The iWatch: Tuesday’s event is widely believed to mark the debut of the first entirely new Apple product since Cook took over the company three years ago. Colloquially referred to as the iWatch (and hopefully actually referred to as something much better than that), it’ll be Apple’s foray into the buzzy world of wearable devices. While a number of companies have entered this space over the past couple of years, the field has been kind of like Lacey Chabert’s character in Mean Girls—always trying to make “fetch” happen. Apple is expected to take wearables from nerd curio to full-blown thing. Expect the iWatch (ugh) to lean hard on HealthKit, and for bloggers to gush about the design.
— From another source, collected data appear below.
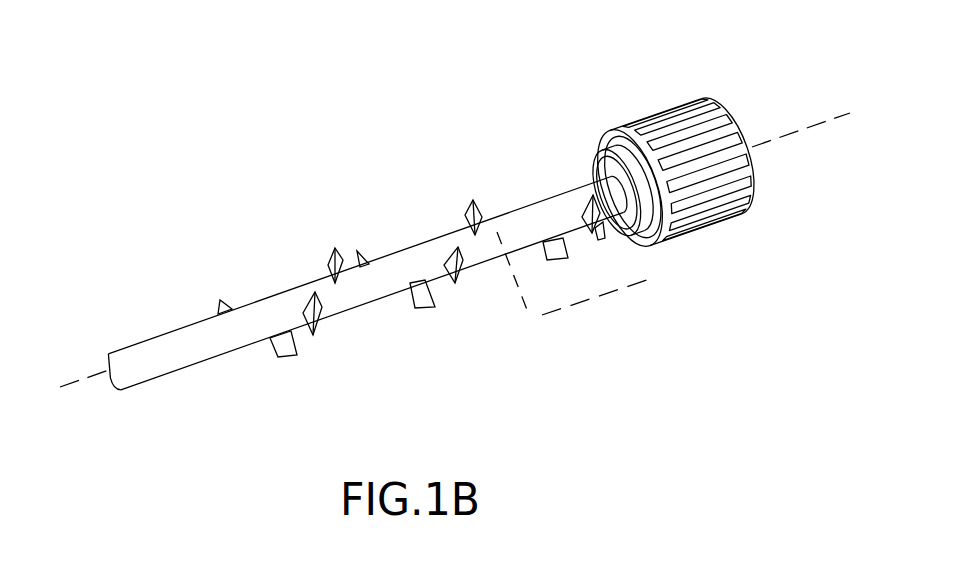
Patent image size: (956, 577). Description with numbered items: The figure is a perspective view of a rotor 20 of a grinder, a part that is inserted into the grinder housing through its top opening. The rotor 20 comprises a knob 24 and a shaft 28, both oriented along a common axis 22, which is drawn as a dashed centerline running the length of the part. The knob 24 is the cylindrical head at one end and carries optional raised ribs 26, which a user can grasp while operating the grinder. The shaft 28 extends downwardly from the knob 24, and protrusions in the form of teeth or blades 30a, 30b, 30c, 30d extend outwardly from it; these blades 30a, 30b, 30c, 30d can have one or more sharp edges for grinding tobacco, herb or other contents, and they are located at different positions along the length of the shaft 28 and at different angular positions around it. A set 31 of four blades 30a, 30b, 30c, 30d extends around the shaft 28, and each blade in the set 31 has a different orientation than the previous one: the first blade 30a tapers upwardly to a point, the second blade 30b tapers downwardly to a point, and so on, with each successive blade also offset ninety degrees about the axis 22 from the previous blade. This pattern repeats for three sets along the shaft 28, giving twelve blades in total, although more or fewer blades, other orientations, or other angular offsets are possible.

The rotor 20 is at (361, 112).
The axis 22 is at (803, 130).
The knob 24 is at (697, 87).
The raised ribs 26 is at (648, 130).
The shaft 28 is at (405, 254).
The first blade 30a is at (600, 180).
The second blade 30b is at (601, 240).
The third blade 30c is at (545, 262).
The fourth blade 30d is at (497, 219).
The set of blades 31 is at (610, 292).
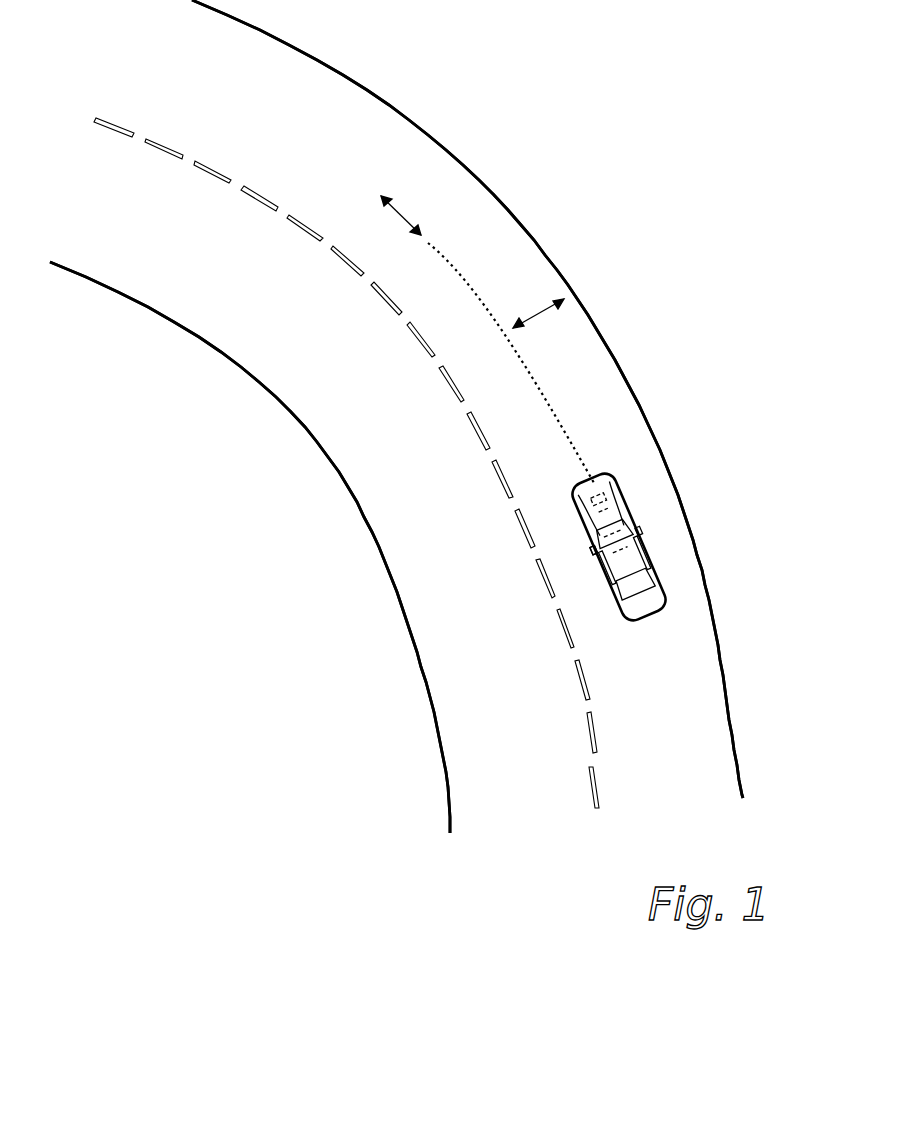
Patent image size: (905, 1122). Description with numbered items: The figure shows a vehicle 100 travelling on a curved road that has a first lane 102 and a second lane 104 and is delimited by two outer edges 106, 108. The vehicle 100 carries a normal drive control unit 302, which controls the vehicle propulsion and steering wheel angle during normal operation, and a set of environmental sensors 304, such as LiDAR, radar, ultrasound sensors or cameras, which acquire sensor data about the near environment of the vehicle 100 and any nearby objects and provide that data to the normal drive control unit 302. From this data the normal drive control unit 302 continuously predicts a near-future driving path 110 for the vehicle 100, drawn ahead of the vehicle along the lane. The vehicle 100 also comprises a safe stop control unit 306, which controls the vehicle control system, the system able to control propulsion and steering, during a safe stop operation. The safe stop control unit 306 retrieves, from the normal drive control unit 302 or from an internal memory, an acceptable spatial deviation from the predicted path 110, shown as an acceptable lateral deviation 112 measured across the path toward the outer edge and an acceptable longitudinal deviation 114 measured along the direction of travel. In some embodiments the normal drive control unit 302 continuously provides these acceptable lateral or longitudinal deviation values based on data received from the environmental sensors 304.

The vehicle 100 is at (645, 545).
The first lane 102 is at (320, 152).
The second lane 104 is at (278, 350).
The outer edge 106 is at (645, 412).
The outer edge 108 is at (412, 634).
The near-future driving path 110 is at (537, 382).
The acceptable lateral deviation 112 is at (541, 314).
The acceptable longitudinal deviation 114 is at (403, 213).
The normal drive control unit 302 is at (618, 508).
The set of environmental sensors 304 is at (590, 498).
The safe stop control unit 306 is at (583, 562).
Because, if there’s one thing that the company has managed to keep secret, it’s what the iWatch (ugh) will look like.
Keep in mind: Apple has not, and will not, say a single word about any of this—in fact, the company has not officially ever even acknowledged that these devices exist. As well-sourced as some of these rumors are, they are ultimately just rumors, and none of this may happen. Tim Cook is just as likely to stand on stage and flubber his finger over his lips for two hours for all we know. He probably won’t, but still. That would be something. A thing, if you will.